'In this gripping story, [Wade] reminds us of how close the worlds of litigation and pugilism are' -- The Times
'[A] brutally honest memoir . . . an intelligent and articulate man's attempt to understand why he was destroying his life' -- Daily Telegraph
A superb book... whose success is down to its honesty and irresesistible story-telling. -- The Sunday Times
This gripping story reminds us of how close the world of litigation and pugilism is. -- The Times
From the Inside Flap
Alex Wade is a respectable professional man, with a responsible white-collar job. But once in a while he puts on his gloves, steps into a boxing ring and hits another man in the face while trying to avoid getting hit in return. Welcome to the world of white-collar boxing, where lawyers like Alex as well as surveyors and City traders swap their pinstripes for mouthguards and experience the kind of adrenaline rush that only unarmed combat can bring.

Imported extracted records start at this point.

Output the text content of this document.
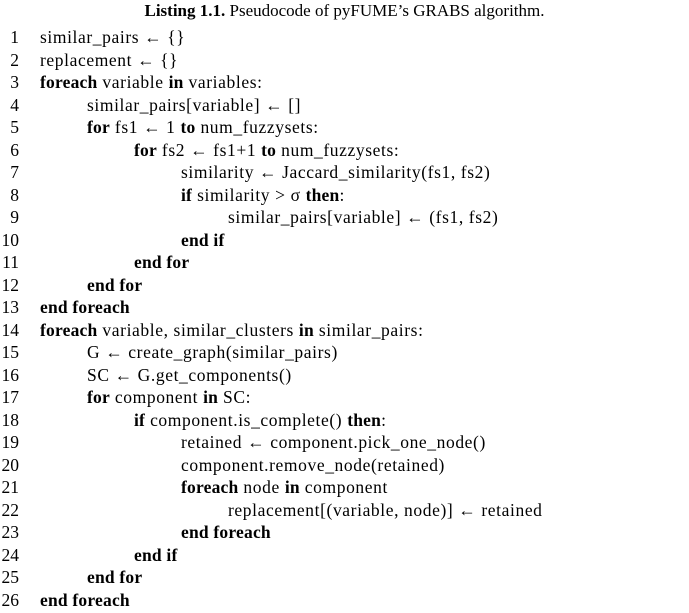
Listing 1.1. Pseudocode of pyFUME’s GRABS algorithm.
1 similar_pairs ← {}
2 replacement ← {}
3 foreach variable in variables:
4	similar_pairs[variable] ← []
5	for fs1 ← 1 to num_fuzzysets:
6	for fs2 ← fs1+1 to num_fuzzysets:
7	similarity ← Jaccard_similarity(fs1, fs2)
8	if similarity > σ then:
9	similar_pairs[variable] ← (fs1, fs2)
10	end if
11	end for
12	end for
13 end foreach
14 foreach variable, similar_clusters in similar_pairs:
15	G ← create_graph(similar_pairs)
16	SC ← G.get_components()
17	for component in SC:
18	if component.is_complete() then:
19	retained ← component.pick_one_node()
20	component.remove_node(retained)
21	foreach node in component
22	replacement[(variable, node)] ← retained
23	end foreach
24	end if
25	end for
26 end foreach
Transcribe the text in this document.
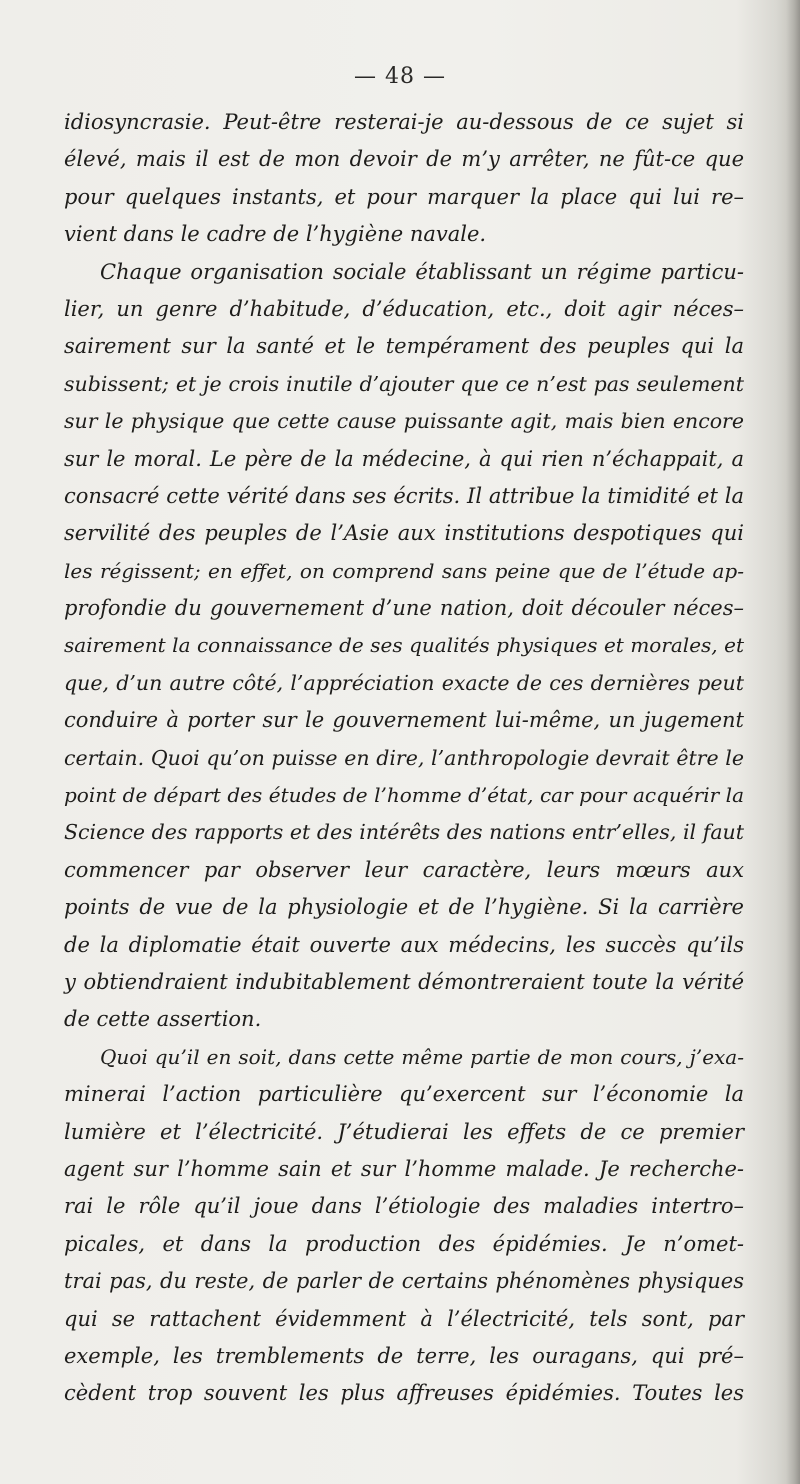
— 48 —
idiosyncrasie. Peut-être resterai-je au-dessous de ce sujet si
élevé, mais il est de mon devoir de m’y arrêter, ne fût-ce que
pour quelques instants, et pour marquer la place qui lui re–
vient dans le cadre de l’hygiène navale.
Chaque organisation sociale établissant un régime particu-
lier, un genre d’habitude, d’éducation, etc., doit agir néces–
sairement sur la santé et le tempérament des peuples qui la
subissent; et je crois inutile d’ajouter que ce n’est pas seulement
sur le physique que cette cause puissante agit, mais bien encore
sur le moral. Le père de la médecine, à qui rien n’échappait, a
consacré cette vérité dans ses écrits. Il attribue la timidité et la
servilité des peuples de l’Asie aux institutions despotiques qui
les régissent; en effet, on comprend sans peine que de l’étude ap-
profondie du gouvernement d’une nation, doit découler néces–
sairement la connaissance de ses qualités physiques et morales, et
que, d’un autre côté, l’appréciation exacte de ces dernières peut
conduire à porter sur le gouvernement lui-même, un jugement
certain. Quoi qu’on puisse en dire, l’anthropologie devrait être le
point de départ des études de l’homme d’état, car pour acquérir la
Science des rapports et des intérêts des nations entr’elles, il faut
commencer par observer leur caractère, leurs mœurs aux
points de vue de la physiologie et de l’hygiène. Si la carrière
de la diplomatie était ouverte aux médecins, les succès qu’ils
y obtiendraient indubitablement démontreraient toute la vérité
de cette assertion.
Quoi qu’il en soit, dans cette même partie de mon cours, j’exa-
minerai l’action particulière qu’exercent sur l’économie la
lumière et l’électricité. J’étudierai les effets de ce premier
agent sur l’homme sain et sur l’homme malade. Je recherche-
rai le rôle qu’il joue dans l’étiologie des maladies intertro–
picales, et dans la production des épidémies. Je n’omet-
trai pas, du reste, de parler de certains phénomènes physiques
qui se rattachent évidemment à l’électricité, tels sont, par
exemple, les tremblements de terre, les ouragans, qui pré–
cèdent trop souvent les plus affreuses épidémies. Toutes les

But what drives these largely middle-class, often affluent men to invite a punch to the head? What is it about their jobs, or themselves, that has seen white-collar boxing become one of the fastest-growing areas of the sport, with the Financial Times describing the pursuit as the new golf? For Alex Wade it offered a way of addressing his own demons, and facing up to the fact that, despite the respectable veneer, his first three decades of life had been marked by a tendency to self-destruction. Drinking and fighting, fighting and drinking the watch-words of his recent history had threatened to wreck both his professional career and his family. But a chance encounter with a guardian angel in the form of a convicted crack-dealer opened his eyes to a new way of being a world shaped by commitment, confidence and control. As well as the benefits of training and sparring there was also camaraderie of both the Real Fight Club, white-collar boxings foremost promoter, and his!
local amateur gym.
A riveting and beautifully written insight into the fascinating world of white-collar boxing, Wrecking Machine is also a remarkably candid and sometimes brutal exploration of the nature of masculinity. In vivid and evocative prose Alex Wade revisits some of the darker episodes of his past, examines the similarities between the noble art and the confrontational nature of the Law, and shows how it was only through a world of organised violence that he truly came to know himself.